Apple’s giant profits were the peg for the story, but as the reporters noted, the company is far from the only one that engages in these practices. An excerpt from the piece …

“Apple serves as a window on how technology giants have taken advantage of tax codes written for an industrial age and ill suited to today’s digital economy. Some profits at companies like Apple, Google, Amazon, Hewlett-Packard and Microsoft derive not from physical goods but from royalties on intellectual property, like the patents on software that makes devices work. Other times, the products themselves are digital, like downloaded songs. It is much easier for businesses with royalties and digital products to move profits to low-tax countries than it is, say, for grocery stores or automakers.”
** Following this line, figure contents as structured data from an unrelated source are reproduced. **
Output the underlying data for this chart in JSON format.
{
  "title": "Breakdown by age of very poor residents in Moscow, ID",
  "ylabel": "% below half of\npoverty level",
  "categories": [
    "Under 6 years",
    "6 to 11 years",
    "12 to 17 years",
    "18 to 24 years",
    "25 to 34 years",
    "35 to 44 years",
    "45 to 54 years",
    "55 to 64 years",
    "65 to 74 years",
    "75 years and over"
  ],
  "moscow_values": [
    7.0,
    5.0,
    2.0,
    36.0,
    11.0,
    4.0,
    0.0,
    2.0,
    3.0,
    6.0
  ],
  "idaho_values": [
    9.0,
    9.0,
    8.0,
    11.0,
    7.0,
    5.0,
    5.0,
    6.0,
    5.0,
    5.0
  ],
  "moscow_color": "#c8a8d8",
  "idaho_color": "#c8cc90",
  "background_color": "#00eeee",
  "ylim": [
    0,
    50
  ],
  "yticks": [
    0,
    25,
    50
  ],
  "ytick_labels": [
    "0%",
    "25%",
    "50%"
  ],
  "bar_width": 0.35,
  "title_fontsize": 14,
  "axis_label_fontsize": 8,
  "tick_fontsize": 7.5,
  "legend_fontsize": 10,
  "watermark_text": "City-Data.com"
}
Jeff Reifman, a former Microsoft employee who has been campaigning for years against the company’s use of its Nevada licensing office, says in a blog post that the New York Times piece has resulted in a new wave of interest in his site, Microsoft Tax Dodge.

He’s written up a primer for people new to the issue, making the case that Microsoft has improperly sidestepped billions in Washington state taxes, a contention that Microsoft disputes.

Whatever the case, it’s clear that this is not just an Apple story. Roger Kay, a longtime industry analyst, writes on Forbes about the NYT piece …

“Of note in the piece is that a number of former Apple executives spoke on the record — using their actual names.  This unusual behavior must be the result of one or both of the following circumstances: either they’re “airborne” or, now that Steve Jobs has passed on, they’re no longer afraid of the Apple vendetta machine. … Behind the article’s facade, though, is a cheap trick, which is even somewhat sheepishly revealed soon after the lead.  The writers used Apple at the top of the story for the same reason we all do: to sell newspapers.”